As Lambeth scrambles to re-monetise the Events Site, words of wisdom fell on deaf ears at last month’s Planning Meeting, where all but one member of the committee voted to push ahead with a summer season of multiple events.
Despite pleas from members of CCMAC, the Clapham Society and the Friends of Clapham Common, all advising against such a move, Lambeth elected to go for the money and chance it with the health of the grass.
The site has been fenced off for the last 8 months in a hasty push to re-seed the whole area and ‘reinstate’ a hard wearing, football-pitch-style surface. Although it is hoped the new seed mix will withstand everything Events Lambeth can throw at it, only time will tell if this remains a reach beyond their grasp.

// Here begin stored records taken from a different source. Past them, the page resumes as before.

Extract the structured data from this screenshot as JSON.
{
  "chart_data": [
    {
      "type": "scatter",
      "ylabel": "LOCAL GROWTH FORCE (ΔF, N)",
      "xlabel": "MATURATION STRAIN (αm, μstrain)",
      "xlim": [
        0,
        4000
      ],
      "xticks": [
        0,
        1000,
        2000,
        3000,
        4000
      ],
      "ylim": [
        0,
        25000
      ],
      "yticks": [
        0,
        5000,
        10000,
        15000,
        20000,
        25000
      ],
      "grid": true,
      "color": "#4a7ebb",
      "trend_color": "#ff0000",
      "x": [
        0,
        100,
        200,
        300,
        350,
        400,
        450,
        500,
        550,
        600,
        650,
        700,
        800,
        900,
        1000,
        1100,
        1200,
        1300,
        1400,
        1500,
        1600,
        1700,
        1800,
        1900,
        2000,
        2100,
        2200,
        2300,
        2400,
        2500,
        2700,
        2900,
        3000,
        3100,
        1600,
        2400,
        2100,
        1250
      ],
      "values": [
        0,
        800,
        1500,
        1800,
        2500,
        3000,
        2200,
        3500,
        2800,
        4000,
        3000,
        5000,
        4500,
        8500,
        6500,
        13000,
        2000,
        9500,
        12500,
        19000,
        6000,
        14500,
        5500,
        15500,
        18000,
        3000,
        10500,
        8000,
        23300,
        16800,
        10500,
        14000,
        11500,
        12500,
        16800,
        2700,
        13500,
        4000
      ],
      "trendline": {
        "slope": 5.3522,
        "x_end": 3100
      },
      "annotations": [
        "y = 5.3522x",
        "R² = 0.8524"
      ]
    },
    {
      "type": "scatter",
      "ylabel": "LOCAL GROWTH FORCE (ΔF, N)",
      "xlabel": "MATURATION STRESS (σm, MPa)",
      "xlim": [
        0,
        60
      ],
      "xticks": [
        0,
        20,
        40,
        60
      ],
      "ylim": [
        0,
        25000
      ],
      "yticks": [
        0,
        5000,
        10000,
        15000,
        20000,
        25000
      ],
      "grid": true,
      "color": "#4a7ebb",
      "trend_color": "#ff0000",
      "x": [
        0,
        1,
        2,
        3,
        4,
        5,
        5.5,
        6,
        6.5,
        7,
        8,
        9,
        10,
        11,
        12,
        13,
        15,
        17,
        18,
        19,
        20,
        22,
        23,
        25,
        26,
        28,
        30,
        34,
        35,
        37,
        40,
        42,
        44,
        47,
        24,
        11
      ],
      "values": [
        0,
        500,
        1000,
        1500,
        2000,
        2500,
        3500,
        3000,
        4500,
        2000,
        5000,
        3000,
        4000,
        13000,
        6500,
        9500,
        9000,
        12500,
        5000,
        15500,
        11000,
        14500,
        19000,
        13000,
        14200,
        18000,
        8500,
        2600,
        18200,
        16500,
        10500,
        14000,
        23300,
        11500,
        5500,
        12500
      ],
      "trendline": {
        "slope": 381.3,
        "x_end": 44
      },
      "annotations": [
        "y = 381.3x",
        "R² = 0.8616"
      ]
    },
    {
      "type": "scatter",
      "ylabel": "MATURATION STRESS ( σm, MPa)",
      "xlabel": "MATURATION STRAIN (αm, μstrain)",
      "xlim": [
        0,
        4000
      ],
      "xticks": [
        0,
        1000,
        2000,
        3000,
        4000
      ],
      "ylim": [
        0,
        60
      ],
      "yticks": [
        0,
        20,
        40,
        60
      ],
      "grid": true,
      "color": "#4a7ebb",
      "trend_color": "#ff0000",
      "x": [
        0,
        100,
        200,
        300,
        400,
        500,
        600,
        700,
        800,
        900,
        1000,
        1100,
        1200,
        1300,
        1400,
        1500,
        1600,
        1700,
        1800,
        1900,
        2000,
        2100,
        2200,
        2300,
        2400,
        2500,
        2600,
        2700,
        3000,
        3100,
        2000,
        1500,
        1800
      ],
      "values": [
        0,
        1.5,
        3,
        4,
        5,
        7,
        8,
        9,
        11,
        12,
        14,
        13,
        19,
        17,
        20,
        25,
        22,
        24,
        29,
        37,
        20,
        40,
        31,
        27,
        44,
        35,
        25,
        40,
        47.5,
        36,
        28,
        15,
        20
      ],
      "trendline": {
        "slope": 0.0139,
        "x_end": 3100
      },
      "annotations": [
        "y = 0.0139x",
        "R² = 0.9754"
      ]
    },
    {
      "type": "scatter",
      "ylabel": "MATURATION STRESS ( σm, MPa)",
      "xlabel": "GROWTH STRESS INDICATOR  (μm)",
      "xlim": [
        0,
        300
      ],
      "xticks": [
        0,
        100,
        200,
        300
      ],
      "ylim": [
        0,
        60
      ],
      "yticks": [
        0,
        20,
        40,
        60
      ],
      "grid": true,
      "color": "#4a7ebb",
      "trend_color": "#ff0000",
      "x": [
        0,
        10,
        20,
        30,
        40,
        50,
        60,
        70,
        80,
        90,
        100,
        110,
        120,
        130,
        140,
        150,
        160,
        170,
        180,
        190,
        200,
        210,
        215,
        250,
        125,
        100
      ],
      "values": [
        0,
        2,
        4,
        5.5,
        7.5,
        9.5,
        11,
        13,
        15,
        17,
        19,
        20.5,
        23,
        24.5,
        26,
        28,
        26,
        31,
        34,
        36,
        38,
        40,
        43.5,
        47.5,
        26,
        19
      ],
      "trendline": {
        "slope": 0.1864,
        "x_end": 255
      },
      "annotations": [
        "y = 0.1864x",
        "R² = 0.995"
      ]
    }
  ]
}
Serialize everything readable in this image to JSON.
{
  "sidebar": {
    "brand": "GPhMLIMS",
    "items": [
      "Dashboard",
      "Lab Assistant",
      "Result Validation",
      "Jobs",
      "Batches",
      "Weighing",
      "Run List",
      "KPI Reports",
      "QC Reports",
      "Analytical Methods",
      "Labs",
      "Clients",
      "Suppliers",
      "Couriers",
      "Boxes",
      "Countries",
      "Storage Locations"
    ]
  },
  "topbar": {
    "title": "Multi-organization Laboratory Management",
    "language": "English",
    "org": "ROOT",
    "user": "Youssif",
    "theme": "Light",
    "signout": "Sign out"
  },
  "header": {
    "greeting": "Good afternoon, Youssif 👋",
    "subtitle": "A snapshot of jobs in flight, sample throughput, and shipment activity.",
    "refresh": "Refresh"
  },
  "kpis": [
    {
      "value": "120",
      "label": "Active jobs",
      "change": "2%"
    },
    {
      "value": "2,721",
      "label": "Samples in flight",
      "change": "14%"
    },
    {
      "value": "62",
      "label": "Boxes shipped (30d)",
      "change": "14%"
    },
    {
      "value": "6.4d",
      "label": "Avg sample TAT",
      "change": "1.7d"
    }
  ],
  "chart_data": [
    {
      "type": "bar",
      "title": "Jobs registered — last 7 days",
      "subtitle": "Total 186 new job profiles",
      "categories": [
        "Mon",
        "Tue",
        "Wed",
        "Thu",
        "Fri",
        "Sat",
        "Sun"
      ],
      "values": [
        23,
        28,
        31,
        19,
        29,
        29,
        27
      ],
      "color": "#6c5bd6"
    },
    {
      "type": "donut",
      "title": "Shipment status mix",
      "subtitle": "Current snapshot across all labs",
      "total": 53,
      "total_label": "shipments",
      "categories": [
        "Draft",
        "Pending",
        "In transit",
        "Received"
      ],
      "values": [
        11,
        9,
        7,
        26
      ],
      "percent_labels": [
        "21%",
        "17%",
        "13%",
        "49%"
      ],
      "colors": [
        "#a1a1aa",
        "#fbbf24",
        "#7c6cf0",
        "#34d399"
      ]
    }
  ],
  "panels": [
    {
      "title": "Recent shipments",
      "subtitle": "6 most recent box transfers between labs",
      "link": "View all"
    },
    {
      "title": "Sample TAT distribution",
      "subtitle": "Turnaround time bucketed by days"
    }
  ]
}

Any regular user of the Common can see the grass is far from ready for heavy use. It remains thin, sparse and has yet to become properly established – it has only been cut once this year. Yet, with just 3 months to go before a planned 40,000-strong crowd descends for a six day event, the Planning Committee overrides Mother Nature and insists “it will be ready because it has to be ready”.
Only Cllr Ben Kind stood in opposition, pointing to the cyclical problem of chronic overuse, followed by increasingly long recovery periods with evermore drastic action required – this time at a cost of £200K. Cllr. Kind said it doesn’t matter whether you call it a ‘reinstatement’ or a ‘regeneration’ of the site, we are simply asking too much from this piece of land.
Lambeth currently remains in denial about this truism. It believes that if it can only just get the formula right – using the right seed mix, de-compacting the ground and drilling bore holes – this year, things will be different.
Well let’s see. The committee made much of learning lessons from the past with this problem, so we now ask that they stand by their bravado and supreme confidence and commit to a NO MORE FENCES policy, if indeed the site fails once again.
Clapham Common is already one of the most overused green spaces in London and the consequences of repeatedly fencing off 17 acres of Metropolitan Open Land means there is unacceptable pressure on the remaining grass from sports and heavy footfall.
We simply cannot afford to be caught in a cycle where so much of the Common is repeatedly stolen from us by Lambeth for turning a profit.